High performance and continuous uptime

GemFire stores data in memory, and manages partitioning and distributed transactions across China Railway’s servers. GemFire easily handles thousands of transactions per second and, while it can act as a cache to mission-critical databases and mainframes, China Railway Corporation used it to completely replace their traditional RDBMS.

The system is operating with solid performance and uptime. Now, we have a reliable, economically sound production system that supports record volumes and has room to grow.”
Dr. Jiansheng Zhu, Vice Director, China Academy of Railway Sciences

On-demand scale for data

With a forecast of growth, GemFire allows member nodes to be added to the system as needed and can scale from 10 to thousands of commodity computers at near-linear response rates. While there is a lot of flexibility in designing data distribution, GemFire automatically redistributes data to new nodes as they are brought online. Importantly, there is no need for applications to be aware of the data distribution strategy, and code does not have to be updated when nodes are added.


Increased developer productivity

The team realized several benefits from developing with GemFire.

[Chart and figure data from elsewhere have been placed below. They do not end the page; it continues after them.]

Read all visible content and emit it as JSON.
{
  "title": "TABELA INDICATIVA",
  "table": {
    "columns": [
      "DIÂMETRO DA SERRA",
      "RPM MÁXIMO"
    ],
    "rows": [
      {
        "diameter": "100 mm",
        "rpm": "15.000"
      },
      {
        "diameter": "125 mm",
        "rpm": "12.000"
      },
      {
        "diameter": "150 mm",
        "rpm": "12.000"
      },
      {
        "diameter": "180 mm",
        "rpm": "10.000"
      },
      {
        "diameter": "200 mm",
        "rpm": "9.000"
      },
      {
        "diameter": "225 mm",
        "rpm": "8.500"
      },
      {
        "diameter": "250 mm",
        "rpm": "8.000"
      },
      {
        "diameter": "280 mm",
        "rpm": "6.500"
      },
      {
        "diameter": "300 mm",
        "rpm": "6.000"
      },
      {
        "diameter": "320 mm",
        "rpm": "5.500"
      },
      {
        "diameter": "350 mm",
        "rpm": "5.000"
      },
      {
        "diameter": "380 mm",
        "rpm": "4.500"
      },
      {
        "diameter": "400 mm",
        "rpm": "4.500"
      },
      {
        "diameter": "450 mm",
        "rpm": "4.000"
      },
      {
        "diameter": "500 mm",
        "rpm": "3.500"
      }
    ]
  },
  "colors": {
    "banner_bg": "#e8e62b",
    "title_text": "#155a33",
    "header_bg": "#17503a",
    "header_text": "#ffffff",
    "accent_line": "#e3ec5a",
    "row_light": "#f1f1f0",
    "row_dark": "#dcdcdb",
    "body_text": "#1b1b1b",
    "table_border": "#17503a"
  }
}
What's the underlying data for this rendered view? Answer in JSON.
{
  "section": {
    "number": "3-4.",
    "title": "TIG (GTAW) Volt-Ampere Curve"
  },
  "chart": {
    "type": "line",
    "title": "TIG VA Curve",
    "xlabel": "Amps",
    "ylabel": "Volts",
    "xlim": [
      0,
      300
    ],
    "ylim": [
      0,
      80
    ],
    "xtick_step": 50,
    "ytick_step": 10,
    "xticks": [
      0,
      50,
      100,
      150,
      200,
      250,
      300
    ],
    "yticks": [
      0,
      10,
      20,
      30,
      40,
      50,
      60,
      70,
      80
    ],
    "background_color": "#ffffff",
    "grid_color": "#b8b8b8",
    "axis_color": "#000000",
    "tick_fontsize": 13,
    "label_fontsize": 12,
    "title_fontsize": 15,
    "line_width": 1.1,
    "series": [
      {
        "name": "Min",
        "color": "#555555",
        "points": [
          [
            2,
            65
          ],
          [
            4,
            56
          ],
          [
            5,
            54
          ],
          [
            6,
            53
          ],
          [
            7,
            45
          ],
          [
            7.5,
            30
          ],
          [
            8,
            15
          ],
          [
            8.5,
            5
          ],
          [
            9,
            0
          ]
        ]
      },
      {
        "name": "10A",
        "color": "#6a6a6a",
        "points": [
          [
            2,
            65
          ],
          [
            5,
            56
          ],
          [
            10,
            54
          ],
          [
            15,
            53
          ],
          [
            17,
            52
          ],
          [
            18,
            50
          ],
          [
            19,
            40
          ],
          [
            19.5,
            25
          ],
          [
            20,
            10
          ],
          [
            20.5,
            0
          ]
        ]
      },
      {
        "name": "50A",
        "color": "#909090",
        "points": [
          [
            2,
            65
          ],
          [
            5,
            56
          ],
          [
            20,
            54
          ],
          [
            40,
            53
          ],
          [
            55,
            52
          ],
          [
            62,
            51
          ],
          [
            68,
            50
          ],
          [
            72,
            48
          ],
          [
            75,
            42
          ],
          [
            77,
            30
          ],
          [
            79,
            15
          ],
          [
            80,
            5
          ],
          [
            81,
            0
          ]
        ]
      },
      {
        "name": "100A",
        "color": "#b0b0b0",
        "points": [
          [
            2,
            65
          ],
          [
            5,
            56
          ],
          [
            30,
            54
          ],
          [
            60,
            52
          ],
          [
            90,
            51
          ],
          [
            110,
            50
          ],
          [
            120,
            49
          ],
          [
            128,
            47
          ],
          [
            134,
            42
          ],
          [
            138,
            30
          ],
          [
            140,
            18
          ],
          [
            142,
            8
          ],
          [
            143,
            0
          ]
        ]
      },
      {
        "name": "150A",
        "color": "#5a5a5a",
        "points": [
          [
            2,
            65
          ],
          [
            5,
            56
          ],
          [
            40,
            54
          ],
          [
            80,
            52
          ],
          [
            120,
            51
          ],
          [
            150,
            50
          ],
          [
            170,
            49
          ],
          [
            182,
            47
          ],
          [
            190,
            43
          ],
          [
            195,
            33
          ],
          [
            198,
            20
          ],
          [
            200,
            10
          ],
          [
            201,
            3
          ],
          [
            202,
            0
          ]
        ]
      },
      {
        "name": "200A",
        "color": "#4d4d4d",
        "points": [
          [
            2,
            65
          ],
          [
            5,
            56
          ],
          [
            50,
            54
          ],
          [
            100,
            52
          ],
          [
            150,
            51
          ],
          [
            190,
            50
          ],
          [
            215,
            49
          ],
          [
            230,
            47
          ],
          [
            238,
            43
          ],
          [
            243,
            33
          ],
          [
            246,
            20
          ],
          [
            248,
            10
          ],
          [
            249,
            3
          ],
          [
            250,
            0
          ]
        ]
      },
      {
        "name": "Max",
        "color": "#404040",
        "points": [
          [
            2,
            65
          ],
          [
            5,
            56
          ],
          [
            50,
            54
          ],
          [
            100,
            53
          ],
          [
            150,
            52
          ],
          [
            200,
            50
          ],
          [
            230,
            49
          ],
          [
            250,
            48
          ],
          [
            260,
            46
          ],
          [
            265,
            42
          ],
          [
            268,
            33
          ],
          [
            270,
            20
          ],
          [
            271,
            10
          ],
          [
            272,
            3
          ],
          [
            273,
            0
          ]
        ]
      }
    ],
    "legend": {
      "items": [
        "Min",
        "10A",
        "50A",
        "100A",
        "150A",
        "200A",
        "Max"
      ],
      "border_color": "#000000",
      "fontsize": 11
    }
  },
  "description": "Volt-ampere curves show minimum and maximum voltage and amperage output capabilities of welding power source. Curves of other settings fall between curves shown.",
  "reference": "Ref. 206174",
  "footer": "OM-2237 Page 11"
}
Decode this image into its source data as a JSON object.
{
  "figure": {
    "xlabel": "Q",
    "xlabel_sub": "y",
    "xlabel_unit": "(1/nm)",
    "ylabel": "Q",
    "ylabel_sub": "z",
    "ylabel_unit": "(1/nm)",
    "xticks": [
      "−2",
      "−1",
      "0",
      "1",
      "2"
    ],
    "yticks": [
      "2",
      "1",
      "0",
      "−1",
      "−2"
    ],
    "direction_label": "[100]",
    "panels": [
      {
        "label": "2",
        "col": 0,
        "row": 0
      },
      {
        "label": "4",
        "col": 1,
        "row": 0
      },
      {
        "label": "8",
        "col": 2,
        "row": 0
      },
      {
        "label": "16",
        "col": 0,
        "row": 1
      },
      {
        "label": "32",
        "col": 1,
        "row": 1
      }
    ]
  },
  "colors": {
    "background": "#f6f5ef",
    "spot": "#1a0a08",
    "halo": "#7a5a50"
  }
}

In addition to the fact that it offers access through C++, C#, Java and REST (via a familiar hash map type of interface, Spring Data), GemFire accelerates development by providing repositories, declarative namespace support, annotations, continuous query support, and project templates.


Conclusion

In conjunction with IISI, GemFire has provided China Railway Corporation with a way to maintain high levels of performance, scale to meet SLAs, and deliver cost-effective solutions while keeping developers productive. In the future, China Railway hopes to store more than a single month of ticket data in GemFire by using Hadoop within the architecture to store as much as 10–20 times more information.